Je suis carboneutre, grand bien me fasse.
Je puise mes eaux sous ma terre sans additifs chimiques et j’offre mes eaux fatiguées au champ purifiant, chez moi, derrière ma maison. Je coûte zéro en infrastructures. J’engraisse ma terre à même mes propres rejets, chauffe ma maison à l’énergie limpide de nos rivières et au passif solaire éternel. Je suis carboneutre, grand bien me fasse. J’habite la région, j’y vis et j’y consomme l’essentiel de mes biens très essentiels et je rachète mes péchés automobiles en acquittant les taxes sur des terres, plus de six arpents de bois debout que je laisse grandir et vivre tranquille, mes arbres qui absorbent le méchant et offrent à une bonne poignée d’hommes et de femmes de ma race phéromones lénifiantes et oxygène vital. Je me soupçonne même d’être carbopositif, grand bien me fasse encore. Ce n’est jamais assez, ce ne le sera jamais plus.
Mais encore je suis vieux, vieux et pleutre. Il m’arrive encore de manger le corps démembré de nos sœurs les poules contre l’avis des blêmes bien-pensants ou de faire un feu de bois pour le seul plaisir de mes yeux et le sourire de mes enfants, mais jamais ne m’arrive-t-il de regretter d’avoir mis des enfants au monde, ni à ceux-ci de peupler mon jardin de petits-enfants qui courent partout contre l’avis des paniqués du calcul exponentiel de ce monde. Je suis aussi un pleutre. Un vieux pleutre. Et je méritais mieux. Bien d’autres comme moi méritaient mieux, beaucoup mieux. Mieux que de voir l’humanité écouter les mauvais hommes, prier les mauvais dieux, mieux que d’être de cette race épidémique catastrophique qui veut bien courir à sa perte le sourire aux lèvres et sifflotant en autant qu’elle le fasse les poches pleines.

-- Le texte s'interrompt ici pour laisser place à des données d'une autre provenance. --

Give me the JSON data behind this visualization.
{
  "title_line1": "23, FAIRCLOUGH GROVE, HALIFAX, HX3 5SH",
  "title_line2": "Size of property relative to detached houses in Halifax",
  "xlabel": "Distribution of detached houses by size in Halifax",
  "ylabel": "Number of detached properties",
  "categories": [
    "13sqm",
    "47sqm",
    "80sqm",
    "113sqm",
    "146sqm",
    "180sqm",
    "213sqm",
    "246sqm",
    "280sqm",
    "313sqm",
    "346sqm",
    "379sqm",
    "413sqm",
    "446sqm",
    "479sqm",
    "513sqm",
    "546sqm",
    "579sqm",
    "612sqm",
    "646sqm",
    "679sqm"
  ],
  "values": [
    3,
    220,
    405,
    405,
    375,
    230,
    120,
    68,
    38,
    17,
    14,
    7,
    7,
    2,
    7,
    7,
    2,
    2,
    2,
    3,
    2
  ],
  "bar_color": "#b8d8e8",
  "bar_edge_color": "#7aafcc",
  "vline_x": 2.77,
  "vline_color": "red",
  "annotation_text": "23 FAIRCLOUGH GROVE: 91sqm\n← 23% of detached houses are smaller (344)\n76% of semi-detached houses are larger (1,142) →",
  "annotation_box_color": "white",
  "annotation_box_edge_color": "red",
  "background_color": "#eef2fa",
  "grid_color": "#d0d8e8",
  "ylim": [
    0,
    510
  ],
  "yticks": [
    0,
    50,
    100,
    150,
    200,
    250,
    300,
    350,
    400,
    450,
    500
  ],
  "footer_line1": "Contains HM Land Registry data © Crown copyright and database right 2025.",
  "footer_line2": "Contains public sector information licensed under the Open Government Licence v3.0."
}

Grand bien n’y fassent tous les cris, les S.O.S., le vaisseau-terre est assailli, attaqué, notre terre qui êtes aux pieux. Et les avares affamés aveugles, les militants de la terre brûlée lentement meurent de leur bêtise à compter le temps à l’échelle de leur propre fortune, de mesurer leurs envies à la profondeur abyssale de leurs poches. Notre vaisseau est son propre temps, sa propre vie. Notre vaisseau porte en lui le temps, inexorable, et la vie. Le temps d’un grand bing bang que tout naisse, le temps d’une éternité qui vit naître des races microscopiques laides et risibles qui engendrèrent des races animales énormes et effrayantes puis les effaça de sa surface d’un seul caprice climatique. Le temps de l’éternité qui vit naître au ciel de nouvelles races aux plumes légères, gracieuses et colorées, sur terre des bêtes à quatre pattes poilues et rusées, plein les océans de créatures mystérieuses et superbes et toutes ces créatures se complémentant dans un équilibre digne de la plus grande intelligence. Mais encore le temps de l’éternité qui vit arriver cette race à deux pattes, épidémique catastrophique, qui n’avait pour toute intelligence que la vanité de croire à la sienne.
Et la terre la rayera elle aussi de sa surface d’un seul caprice climatique, elle qui s’est asséchée sous les feux, éteints par ses océans qui ont gelé, dégelé, regelé, redégelé, son ciel qui s’est illuminé, qui s’est obscurci pour se rallumer, ses verts pâturages noircis puis reverdis, ses eaux qui ont monté, remonté, et qui se sont retirées comme un grand backwash de jouvence.
Et elle fera en son temps et à son caprice naître de nouvelles créatures encore et encore, de nouvelles bêtes dont la splendeur dépassera l’entendement ou dont l’horreur sera sans nom. Mais nous n’aurons jamais la grâce de les voir, nous serons disparus à jamais et d’autres êtres, peut-être de lumière et de chair mêlées, creuseront sous la surface pour trouver quelques traces de notre passage et se penser bien mieux. Parce que la course du vaisseau, elle, ne s’arrêtera jamais.